Error estimates for DeepOnets: A deep learning framework in infinite dimensions

TL;DR

This paper provides theoretical error estimates for DeepONets, demonstrating their ability to efficiently approximate nonlinear operators in infinite-dimensional spaces and potentially break the curse of dimensionality.

Contribution

It extends the universal approximation property of DeepONets to non-compact spaces and derives bounds on approximation and generalization errors for various nonlinear operators.

Findings

DeepONets can break the curse of dimensionality for certain operators.

Error bounds relate to spectral decay properties of covariance operators.

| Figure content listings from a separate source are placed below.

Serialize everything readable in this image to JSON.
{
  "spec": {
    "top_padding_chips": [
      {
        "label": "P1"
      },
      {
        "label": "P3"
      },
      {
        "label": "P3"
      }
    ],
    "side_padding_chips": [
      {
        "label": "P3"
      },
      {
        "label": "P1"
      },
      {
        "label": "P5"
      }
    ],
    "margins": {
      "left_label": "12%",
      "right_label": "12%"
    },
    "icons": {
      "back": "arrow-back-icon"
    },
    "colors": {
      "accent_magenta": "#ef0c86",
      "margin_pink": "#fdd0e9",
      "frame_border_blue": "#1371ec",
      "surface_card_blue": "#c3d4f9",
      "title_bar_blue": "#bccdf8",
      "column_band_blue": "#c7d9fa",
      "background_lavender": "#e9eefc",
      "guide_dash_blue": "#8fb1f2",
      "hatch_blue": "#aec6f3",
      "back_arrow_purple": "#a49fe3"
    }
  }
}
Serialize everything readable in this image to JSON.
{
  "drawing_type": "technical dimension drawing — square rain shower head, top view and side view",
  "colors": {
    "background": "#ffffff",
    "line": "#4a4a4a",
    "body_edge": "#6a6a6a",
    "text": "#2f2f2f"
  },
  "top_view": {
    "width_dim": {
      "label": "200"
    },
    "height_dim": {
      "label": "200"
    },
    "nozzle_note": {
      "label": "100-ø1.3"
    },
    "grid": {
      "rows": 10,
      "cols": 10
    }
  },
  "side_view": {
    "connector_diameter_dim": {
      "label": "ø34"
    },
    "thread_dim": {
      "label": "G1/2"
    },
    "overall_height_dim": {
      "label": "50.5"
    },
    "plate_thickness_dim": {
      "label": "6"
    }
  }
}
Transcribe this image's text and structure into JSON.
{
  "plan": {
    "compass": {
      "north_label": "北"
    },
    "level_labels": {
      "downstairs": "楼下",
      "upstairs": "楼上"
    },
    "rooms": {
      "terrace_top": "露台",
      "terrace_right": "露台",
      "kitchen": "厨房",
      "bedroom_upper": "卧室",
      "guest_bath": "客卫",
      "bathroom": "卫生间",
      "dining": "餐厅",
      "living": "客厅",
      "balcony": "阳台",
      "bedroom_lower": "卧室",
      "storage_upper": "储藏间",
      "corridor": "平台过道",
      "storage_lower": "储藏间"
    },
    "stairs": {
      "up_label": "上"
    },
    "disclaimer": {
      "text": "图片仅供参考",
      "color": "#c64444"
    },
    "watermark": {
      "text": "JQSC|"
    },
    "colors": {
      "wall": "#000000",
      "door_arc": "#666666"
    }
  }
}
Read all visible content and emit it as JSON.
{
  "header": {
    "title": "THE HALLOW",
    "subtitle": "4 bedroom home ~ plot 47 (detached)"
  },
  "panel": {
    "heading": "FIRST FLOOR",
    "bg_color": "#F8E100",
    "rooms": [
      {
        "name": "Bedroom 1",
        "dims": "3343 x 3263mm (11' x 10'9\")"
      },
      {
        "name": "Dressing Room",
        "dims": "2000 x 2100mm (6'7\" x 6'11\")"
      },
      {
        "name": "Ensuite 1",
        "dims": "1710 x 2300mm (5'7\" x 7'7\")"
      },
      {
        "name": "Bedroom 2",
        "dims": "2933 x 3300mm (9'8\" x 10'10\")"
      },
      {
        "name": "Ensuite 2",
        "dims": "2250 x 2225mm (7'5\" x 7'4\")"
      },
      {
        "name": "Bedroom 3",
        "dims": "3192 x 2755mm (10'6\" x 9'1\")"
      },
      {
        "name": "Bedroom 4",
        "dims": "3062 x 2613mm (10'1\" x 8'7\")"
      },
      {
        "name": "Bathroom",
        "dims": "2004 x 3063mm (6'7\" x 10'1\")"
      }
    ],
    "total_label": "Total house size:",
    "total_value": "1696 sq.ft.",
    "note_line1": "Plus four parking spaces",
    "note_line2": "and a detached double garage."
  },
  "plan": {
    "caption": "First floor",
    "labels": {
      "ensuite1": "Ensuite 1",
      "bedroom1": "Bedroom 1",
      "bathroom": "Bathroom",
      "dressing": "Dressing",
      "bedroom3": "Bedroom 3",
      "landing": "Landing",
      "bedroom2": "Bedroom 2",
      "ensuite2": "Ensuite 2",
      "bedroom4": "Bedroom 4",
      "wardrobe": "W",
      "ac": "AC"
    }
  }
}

DeepONets achieve algebraic growth in neural network size for desired accuracy.

Abstract

DeepONets have recently been proposed as a framework for learning nonlinear operators mapping between infinite dimensional Banach spaces. We analyze DeepONets and prove estimates on the resulting approximation and generalization errors. In particular, we extend the universal approximation property of DeepONets to include measurable mappings in non-compact spaces. By a decomposition of the error into encoding, approximation and reconstruction errors, we prove both lower and upper bounds on the total error, relating it to the spectral decay properties of the covariance operators, associated with the underlying measures. We derive almost optimal error bounds with very general affine reconstructors and with random sensor locations as well as bounds on the generalization error, using covering number arguments. We illustrate our general framework with four prototypical examples of nonlinear operators, namely those arising in a nonlinear forced ODE, an elliptic PDE with variable coefficients and nonlinear parabolic and hyperbolic PDEs. While the approximation of arbitrary Lipschitz operators by DeepONets to accuracy $\epsilon$ is argued to suffer from a "curse of dimensionality" (requiring a neural networks of exponential size in $1/\epsilon$), in contrast, for all the above concrete examples of interest, we rigorously prove that DeepONets can break this curse of dimensionality (achieving accuracy $\epsilon$ with neural networks of size that can grow algebraically in $1/\epsilon$). Thus, we demonstrate the efficient approximation of a potentially large class of operators with this machine learning framework.